Is creative drive enough to keep W&K ahead?
London’s creative community will always toast a great advertising idea that translates into a series of award-winning campaigns, and Wieden & Kennedy has enjoyed its fair share of toasts recently.
The agency that made Nike a global household name has been riding high on the back of its critically acclaimed Honda ads, but for all its successes the London hot-shop still only has a handful of major accounts, and admits it does not reach out to the majority of the client community.
W&K London won six new accounts last year, including Pizza Hut, Yakult and a place on the COI roster, and lost just one (Sky One), so it would be unfair to call it a commercial underachiever. But critics say it suffers from being a US export, forced to set up shop in London in 1998 because it was the only way to win global client Nike’s UK business. One advertising insider says: “W&K London had an agreement with Nike barring it from any new business efforts for the first six months in the UK. This has stunted its growth and reputation.”
The agency struggled with a succession of management changes in the UK, with three managing directors leaving in the first two years. Another source says: “It was not a good start to have an American team running a British advertising business. Also, because W&K came to the UK at the same time as Fallon, which started almost as a franchise business with a successful home-grown team, W&K seemed like a disaster waiting to happen.”
But the turning point was the appointment of Amy Smith to run the London agency in 2001. Smith, who oversaw the famous Honda Cog ad, was later replaced by former Euro RSCG marketing director Neil Christie, who led the pitch to secure the Honda business while freelancing with the agency and in 2004 was appointed as its new managing director.
Former Honda UK marketing director Simon Thompson says: “W&K is an ideas business that has a sense of complete and utter belief in itself and therefore knows about the joys of producing great work.” But he adds: “W&K is only for clients that can take on an agency that isn’t cheap – the agency has incredibly independent-minded people and takes a relatively long time.”
Thompson is leaving the company to join Motorola as its European marketing chief, but just how his departure will affect Honda’s relationship with the agency remains to be seen. Christie points out that Honda’s sales have increased 35% in three years – in a declining market and on a reduced advertising budget. Such has been W&K’s success that industry observers are starting to ask if it can go on to be the next Bartle Bogle Hegarty.
Thompson says: “BBH, without doubt, is the best marketing business in the world. W&K, however, has never been interested in becoming big, and its only mission is to be the best creatively.” Christie adds that there is no reason to become another BBH, especially at a time when W&K’s global reputation is “largely driven by the London office”.
The agency has certainly raised the creative bar with Honda, but its Pizza Hut campaigns have not captured the imagination in the same way. There have been rumours that the account is unstable; the claim is denied by both parties.

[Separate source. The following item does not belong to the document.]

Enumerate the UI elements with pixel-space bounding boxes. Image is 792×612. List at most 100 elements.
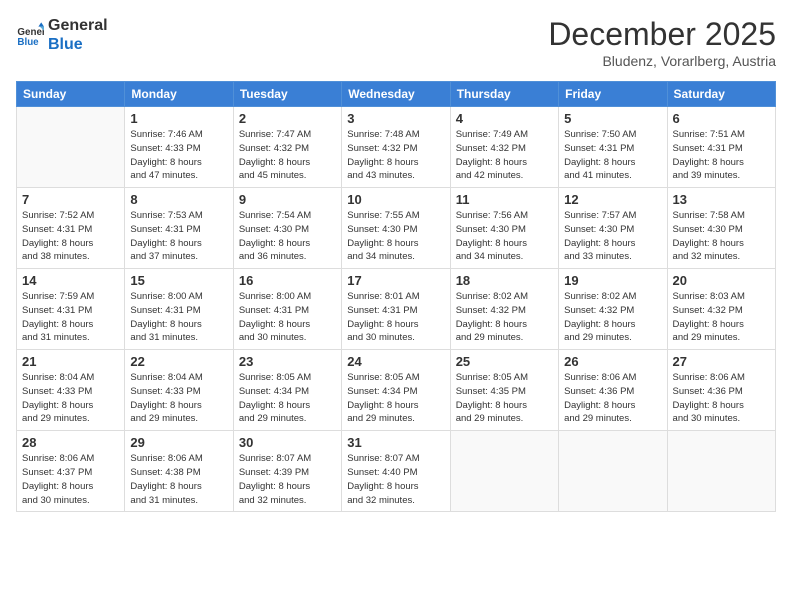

Industry gossip aside, W&K is not short of admirers. Publicis chief executive Grant Duncan and Euro RSCG managing director Simon Toaldo both agree the agency produces “great work” because it is liberated from the pressures of being part of a global network and therefore the need to fight for every client on the move.
Everyone in the ad world knows what W&K is about, but the agency’s creative ambitions could be enhanced by shouting a little louder to the rest of the marketing village.